Sobald ein Computer den Befehlen eines unbekannten Nutzers folgt, wird er im Jargon „Zombie“ genannt. Hunderte oder gar tausende von Zombies, die von einem einzigen Kontrollzentrum aus gleichzeitig ins Leben gerufen werden, werden zu einer gefährlichen virtuellen Armee, die „Botnetz“ genannt wird und in der Lage ist, ernsthafte Störungen in der privaten und öffentlichen Informationsinfrastruktur auszulösen.
Virtuelle Kriege
Der berühmtberüchtigtste Angriff in Europa wurde 2007 gegen Estland verübt, eines der am stärksten digitalisierten Länder der EU. Den Tätern, die von den Behörden in Tallinn als im Dienst des Nachbarlandes Russland stehend identifiziert wurden, ist es gelungen, eine Reihe offizieller estnischer Webseiten zu blockieren. Für eine Weile schafften sie es, Onlinebanking, die Zahlung der Renten und eine Reihe anderer heikler Operationen einzufrieren, wodurch sowohl die Behörden als auch die Bürger beeinträchtigt wurden.
Mit der Hilfe schadvoller Software sei es möglich, die Kontrolle über eine große Menge an Computern zu erlangen und Kreditkartennummern und sensible Informationen zu stehlen oder groß angelegte Attacken zu beginnen.

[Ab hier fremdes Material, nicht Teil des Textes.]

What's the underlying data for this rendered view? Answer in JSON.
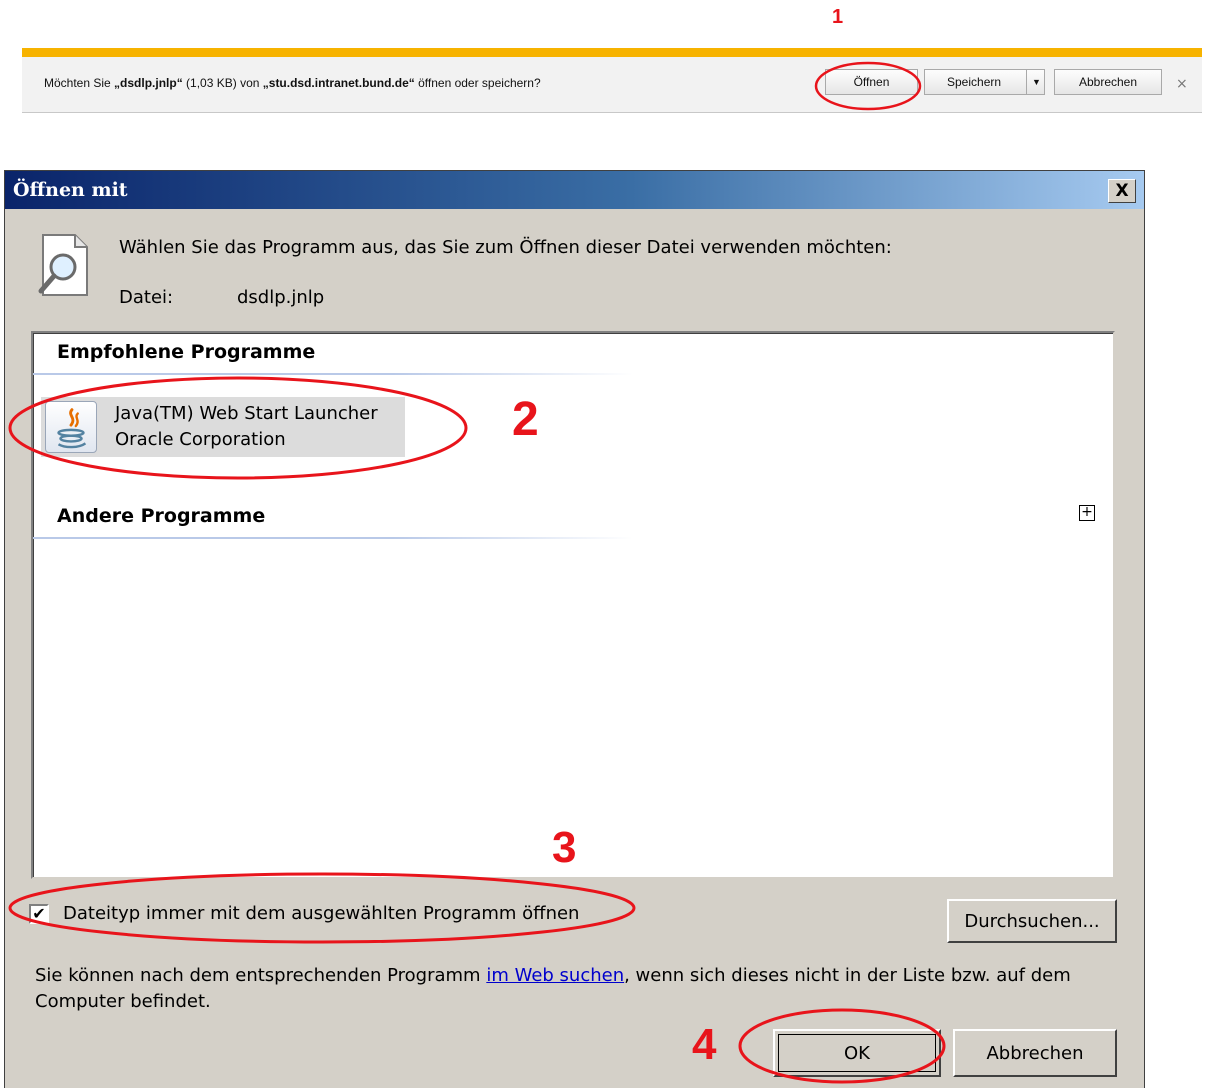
{
  "steps": {
    "s1": "1",
    "s2": "2",
    "s3": "3",
    "s4": "4"
  },
  "notification_bar": {
    "prefix": "Möchten Sie ",
    "file_name": "„dsdlp.jnlp“",
    "size": " (1,03 KB) von ",
    "host": "„stu.dsd.intranet.bund.de“",
    "suffix": " öffnen oder speichern?",
    "open_label": "Öffnen",
    "save_label": "Speichern",
    "cancel_label": "Abbrechen",
    "close_glyph": "×",
    "dropdown_glyph": "▼",
    "accent_color": "#f7b300"
  },
  "dialog": {
    "title": "Öffnen mit",
    "close_glyph": "X",
    "instruction": "Wählen Sie das Programm aus, das Sie zum Öffnen dieser Datei verwenden möchten:",
    "file_label": "Datei:",
    "file_name": "dsdlp.jnlp",
    "groups": {
      "recommended": "Empfohlene Programme",
      "other": "Andere Programme"
    },
    "expand_glyph": "+",
    "program": {
      "name": "Java(TM) Web Start Launcher",
      "vendor": "Oracle Corporation"
    },
    "checkbox_checked_glyph": "✔",
    "checkbox_label": "Dateityp immer mit dem ausgewählten Programm öffnen",
    "browse_label": "Durchsuchen...",
    "hint_before": "Sie können nach dem entsprechenden Programm ",
    "hint_link": "im Web suchen",
    "hint_after": ", wenn sich dieses nicht in der Liste bzw. auf dem Computer befindet.",
    "ok_label": "OK",
    "cancel_label": "Abbrechen",
    "titlebar_color": "#0a246a",
    "annotation_color": "#e8141b"
  }
}
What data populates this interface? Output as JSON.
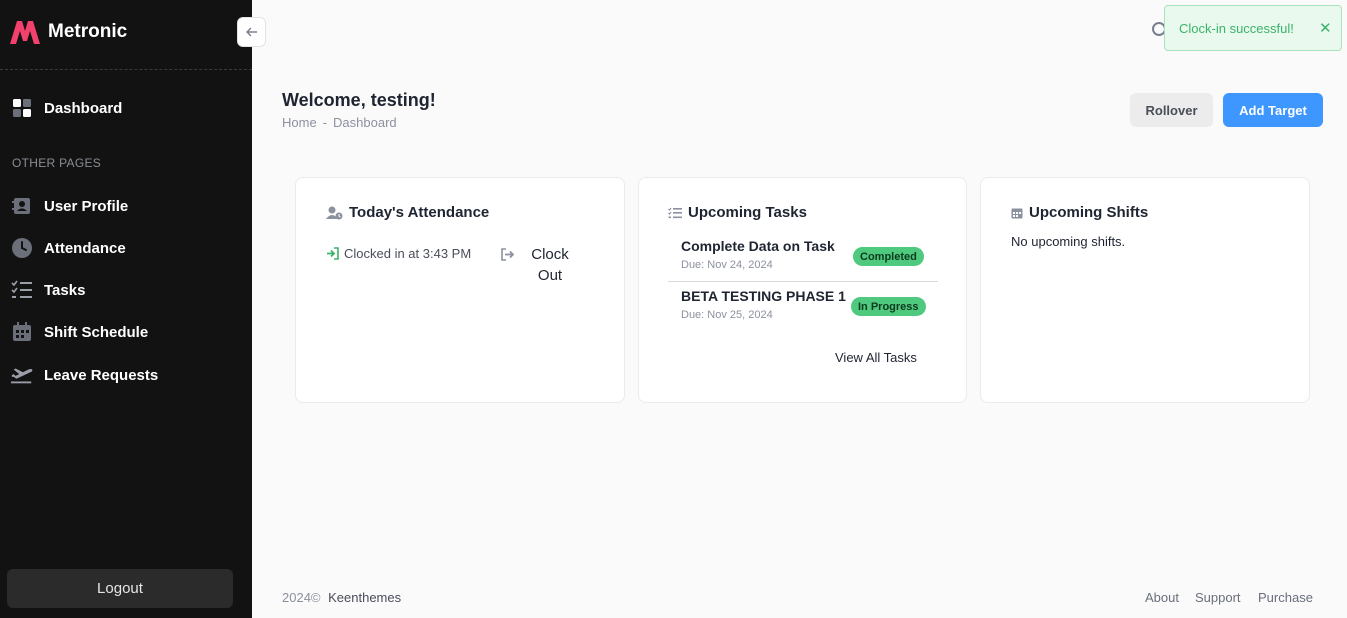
{
  "brand": {
    "name": "Metronic",
    "logo_color": "#f1416c"
  },
  "sidebar": {
    "collapse_icon": "arrow-left-icon",
    "items": [
      {
        "label": "Dashboard",
        "icon": "dashboard-icon"
      },
      {
        "label": "User Profile",
        "icon": "user-card-icon"
      },
      {
        "label": "Attendance",
        "icon": "clock-icon"
      },
      {
        "label": "Tasks",
        "icon": "checklist-icon"
      },
      {
        "label": "Shift Schedule",
        "icon": "calendar-icon"
      },
      {
        "label": "Leave Requests",
        "icon": "plane-takeoff-icon"
      }
    ],
    "section_label": "OTHER PAGES",
    "logout_label": "Logout"
  },
  "toast": {
    "message": "Clock-in successful!",
    "close_glyph": "✕",
    "color": "#3bb36a"
  },
  "header": {
    "title": "Welcome, testing!",
    "breadcrumb": [
      "Home",
      "-",
      "Dashboard"
    ],
    "rollover_label": "Rollover",
    "add_target_label": "Add Target",
    "accent": "#3e97ff"
  },
  "attendance": {
    "title": "Today's Attendance",
    "clocked_in_text": "Clocked in at 3:43 PM",
    "clock_out_label": "Clock Out"
  },
  "tasks": {
    "title": "Upcoming Tasks",
    "items": [
      {
        "title": "Complete Data on Task",
        "due": "Due: Nov 24, 2024",
        "status": "Completed"
      },
      {
        "title": "BETA TESTING PHASE 1",
        "due": "Due: Nov 25, 2024",
        "status": "In Progress"
      }
    ],
    "view_all_label": "View All Tasks",
    "status_color": "#4fc97d"
  },
  "shifts": {
    "title": "Upcoming Shifts",
    "empty_text": "No upcoming shifts."
  },
  "footer": {
    "copyright": "2024©",
    "company": "Keenthemes",
    "links": [
      "About",
      "Support",
      "Purchase"
    ]
  }
}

Es sei an der Zeit, dass man die Anstrengungen der EU gegen das Cyberverbrechen erhöhe, das auch häufig vom organisierten Verbrechen genutzt werde, sagte die EU-Kommissarin für Inneres, Cecilia Malmström, in einem Dokument.
Jedes Jahr gebe es neue gefährlichere Botnetze, die in der Lage seien, elektronische Dienste weltweit zu unterbrechen. Informationen der Kommission zufolge hat seit 2008 eine neue Art Malware, die unter dem Namen „Conficker“ bekannt ist, mehrere Länder in der ganzen Welt angegriffen. Berichten zufolge erlebten Verteidigungsdienste in Frankreich, Deutschland und Großbritannien ernsthafte Störungen, nachdem sie in den Anfangsmonaten 2009 von diesem Botnetz attackiert wurden. In der jüngeren Vergangenheit heißt es von einer neuartigen Malware namens „Stuxnet“, sie habe Anlagen, Fabriken und Pipelines infiziert. Konsequenzen für die industrielle Produktion sind möglich.

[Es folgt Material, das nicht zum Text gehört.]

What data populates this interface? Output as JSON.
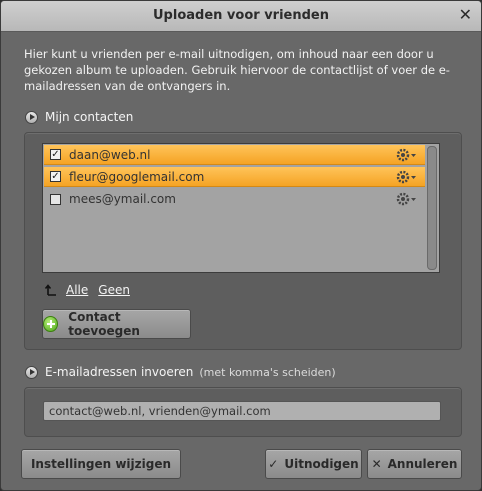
{
  "dialog": {
    "title": "Uploaden voor vrienden",
    "close_icon": "close-icon",
    "intro": "Hier kunt u vrienden per e-mail uitnodigen, om inhoud naar een door u gekozen album te uploaden. Gebruik hiervoor de contactlijst of voer de e-mailadressen van de ontvangers in."
  },
  "contacts": {
    "heading": "Mijn contacten",
    "items": [
      {
        "email": "daan@web.nl",
        "checked": true,
        "selected": true
      },
      {
        "email": "fleur@googlemail.com",
        "checked": true,
        "selected": true
      },
      {
        "email": "mees@ymail.com",
        "checked": false,
        "selected": false
      }
    ],
    "select_all": "Alle",
    "select_none": "Geen",
    "add_contact": "Contact toevoegen"
  },
  "emails": {
    "heading": "E-mailadressen invoeren",
    "hint": "(met komma's scheiden)",
    "value": "contact@web.nl, vrienden@ymail.com"
  },
  "footer": {
    "settings": "Instellingen wijzigen",
    "invite": "Uitnodigen",
    "cancel": "Annuleren"
  },
  "colors": {
    "selected_row": "#f5a324",
    "dialog_bg": "#686868",
    "titlebar": "#c4c4c4"
  }
}
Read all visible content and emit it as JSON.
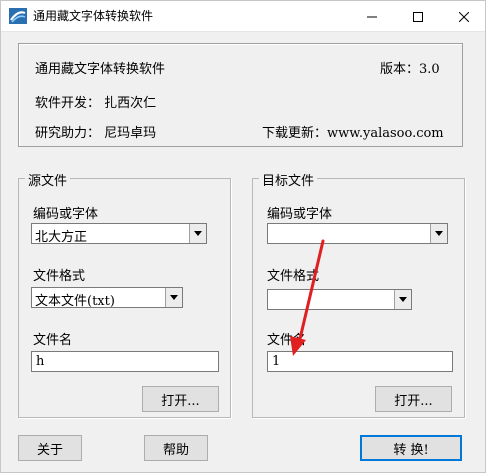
{
  "window": {
    "title": "通用藏文字体转换软件"
  },
  "info": {
    "app_name": "通用藏文字体转换软件",
    "version": "版本：3.0",
    "developer": "软件开发：  扎西次仁",
    "assistant": "研究助力：  尼玛卓玛",
    "download": "下载更新：www.yalasoo.com"
  },
  "source": {
    "legend": "源文件",
    "encoding_label": "编码或字体",
    "encoding_value": "北大方正",
    "format_label": "文件格式",
    "format_value": "文本文件(txt)",
    "filename_label": "文件名",
    "filename_value": "h",
    "open_button": "打开..."
  },
  "target": {
    "legend": "目标文件",
    "encoding_label": "编码或字体",
    "encoding_value": "",
    "format_label": "文件格式",
    "format_value": "",
    "filename_label": "文件名",
    "filename_value": "1",
    "open_button": "打开..."
  },
  "footer": {
    "about_button": "关于",
    "help_button": "帮助",
    "convert_button": "转 换!"
  },
  "colors": {
    "annotation_arrow": "#e02020",
    "default_button_border": "#0078d7"
  },
  "icons": {
    "app": "app-logo-icon",
    "minimize": "minimize-icon",
    "maximize": "maximize-icon",
    "close": "close-icon",
    "dropdown": "chevron-down-icon"
  }
}
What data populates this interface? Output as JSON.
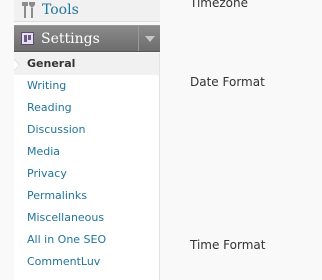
{
  "sidebar": {
    "tools": {
      "label": "Tools",
      "icon": "tools-icon"
    },
    "settings": {
      "label": "Settings",
      "icon": "settings-icon",
      "toggle_icon": "chevron-down-icon",
      "expanded": true
    },
    "submenu": [
      {
        "label": "General",
        "current": true
      },
      {
        "label": "Writing"
      },
      {
        "label": "Reading"
      },
      {
        "label": "Discussion"
      },
      {
        "label": "Media"
      },
      {
        "label": "Privacy"
      },
      {
        "label": "Permalinks"
      },
      {
        "label": "Miscellaneous"
      },
      {
        "label": "All in One SEO"
      },
      {
        "label": "CommentLuv"
      }
    ]
  },
  "main": {
    "fields": {
      "timezone_label": "Timezone",
      "date_format_label": "Date Format",
      "time_format_label": "Time Format"
    }
  },
  "colors": {
    "link": "#21759b",
    "menu_header_bg": "#7a7a7a",
    "page_bg": "#f9f9f9"
  }
}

Die neu vorgeschlagenen EU-Regeln visieren spezifisch die Nutzung von Malware oder Botnetzen an. Um gegen diese Operationen vorzugehen, werden Mitgliedsstaaten im Feld der Cyberabwehr effektiver miteinander kooperieren und dringenden Anfragen sofort Folge leisten müssen.
Neue Rolle der ENISA
Als Teil des heute vorgeschlagenen Pakets schlägt die Kommission auch einen Regelungsentwurf vor, der darauf abzielt, den Auftrag der Europäischen Agentur, die der Netzsicherheit gewidmet ist, der ENISA, zu stärken und zu verlängern.
Unter den neuen Regelungen wird die Agentur ihre Anstrengungen zur Förderung der Zusammenarbeit zwischen Mitgliedsstaaten im Bereich der virtuellen Sicherheit verstärken. Sie wird auch weiterhin EU-weite Sensibilisierungskampagnen zu Cyberrisiken veranstalten.
Dabei handelt es sich genau um das, worauf die digitale Industrie die europäischen Behörden drängt.
Das weit verbreitete Bewusstsein über die versteckten Gefahren der Informationsnetzwerke wird die Nutzung der besten Abwehrinstrumente vereinfachen und die Ansteckung durch infizierte Software blockieren, und daher die Auswirkung des Online-Schwindels einschränken.
Die Behörden und Regierungen der EU müssten noch enger zusammenarbeiten, um den Leuten zu helfen, die Eigenschaften und das Ausmaß der neuen Cyberdrohungen zu verstehen. Man brauche die Hinweise und die Unterstützung der ENISA, um bei der Gestaltung wirksamer Reaktionsmechanismen zu helfen. Diese sollten die Bürger und die Online-Geschäfte schützen, sagte die EU-Kommissarin, die für Telekommunikationsnetze zuständig ist, Neelie Kroes.